TrickMo’s move to TON is a masterstroke of evasion. It sidesteps traditional takedowns. The capabilities it now wields turn a stolen phone into a powerful, untraceable attack platform. This isn’t just about banking trojans anymore. This is about advanced persistent threats, executed with consumer hardware.
🧬 Related Insights
- Read more: Rituals Data Breach: 41M Loyalty Members at Risk
- Read more: CVE-2026-20929: Hackers Hijack Your Certs with DNS CNAME Tricks
Frequently Asked Questions
What does TrickMo do? TrickMo is an Android banking trojan that has evolved to turn infected devices into programmable network pivots and traffic-exit nodes, using TON for command-and-control. It can steal credentials, record screens, and facilitate network reconnaissance.

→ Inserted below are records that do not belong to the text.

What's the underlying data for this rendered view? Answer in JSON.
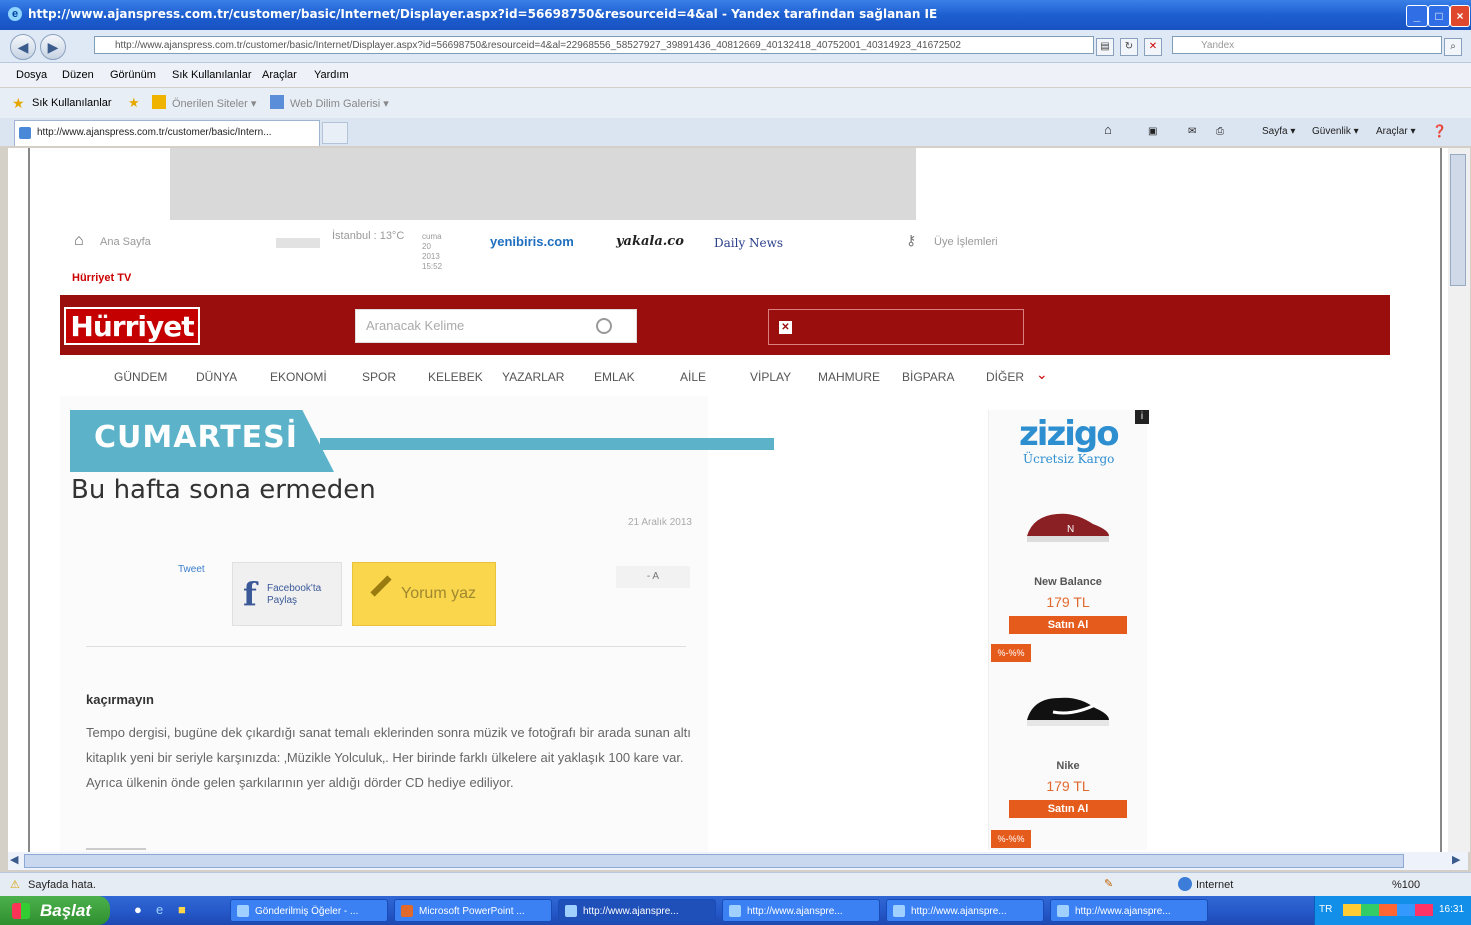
{
  "window": {
    "title": "http://www.ajanspress.com.tr/customer/basic/Internet/Displayer.aspx?id=56698750&resourceid=4&al - Yandex tarafından sağlanan IE",
    "controls": [
      "_",
      "□",
      "×"
    ]
  },
  "address": {
    "url": "http://www.ajanspress.com.tr/customer/basic/Internet/Displayer.aspx?id=56698750&resourceid=4&al=22968556_58527927_39891436_40812669_40132418_40752001_40314923_41672502",
    "search_placeholder": "Yandex"
  },
  "menu": [
    "Dosya",
    "Düzen",
    "Görünüm",
    "Sık Kullanılanlar",
    "Araçlar",
    "Yardım"
  ],
  "favorites": {
    "label": "Sık Kullanılanlar",
    "items": [
      "Önerilen Siteler ▾",
      "Web Dilim Galerisi ▾"
    ]
  },
  "tab": {
    "title": "http://www.ajanspress.com.tr/customer/basic/Intern..."
  },
  "commandbar": [
    "Sayfa ▾",
    "Güvenlik ▾",
    "Araçlar ▾"
  ],
  "site": {
    "top_links": {
      "home": "Ana Sayfa",
      "weather": "İstanbul : 13°C",
      "date_block": "cuma 20 2013 15:52",
      "partner1": "yenibiris.com",
      "partner2": "yakala.co",
      "partner3": "Daily News",
      "member": "Üye İşlemleri",
      "tv": "Hürriyet TV"
    },
    "logo": "Hürriyet",
    "search_placeholder": "Aranacak Kelime",
    "nav": [
      "GÜNDEM",
      "DÜNYA",
      "EKONOMİ",
      "SPOR",
      "KELEBEK",
      "YAZARLAR",
      "EMLAK",
      "AİLE",
      "VİPLAY",
      "MAHMURE",
      "BİGPARA",
      "DİĞER"
    ]
  },
  "article": {
    "section": "CUMARTESİ",
    "headline": "Bu hafta sona ermeden",
    "date": "21 Aralık 2013",
    "tweet": "Tweet",
    "facebook": "Facebook'ta Paylaş",
    "comment": "Yorum yaz",
    "font_controls": "- A",
    "subhead": "kaçırmayın",
    "body": "Tempo dergisi, bugüne dek çıkardığı sanat temalı eklerinden sonra müzik ve fotoğrafı bir arada sunan altı kitaplık yeni bir seriyle karşınızda: ‚Müzikle Yolculuk‚. Her birinde farklı ülkelere ait yaklaşık 100 kare var. Ayrıca ülkenin önde gelen şarkılarının yer aldığı dörder CD hediye ediliyor."
  },
  "ad": {
    "brand": "zizigo",
    "tagline": "Ücretsiz Kargo",
    "close": "i",
    "products": [
      {
        "name": "New Balance",
        "price": "179 TL",
        "button": "Satın Al",
        "color": "#8a1f24"
      },
      {
        "name": "Nike",
        "price": "179 TL",
        "button": "Satın Al",
        "color": "#111111"
      }
    ],
    "discount": "%-%%"
  },
  "status": {
    "left": "Sayfada hata.",
    "zone": "Internet",
    "zoom": "%100"
  },
  "taskbar": {
    "start": "Başlat",
    "tasks": [
      "Gönderilmiş Öğeler - ...",
      "Microsoft PowerPoint ...",
      "http://www.ajanspre...",
      "http://www.ajanspre...",
      "http://www.ajanspre...",
      "http://www.ajanspre..."
    ],
    "lang": "TR",
    "clock": "16:31"
  }
}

How is this new TrickMo variant different? The latest variant uses The Open Network (TON) blockchain for stealthy C2 communications and incorporates SOCKS5 proxying and SSH tunneling, transforming compromised devices into network tools for attackers rather than just data thieves.
Can TON be used for legitimate purposes? Yes, TON is a decentralized blockchain that can be used for various applications, including secure messaging, file storage, and payments. However, in this context, malware is exploiting its infrastructure for malicious C2 communications.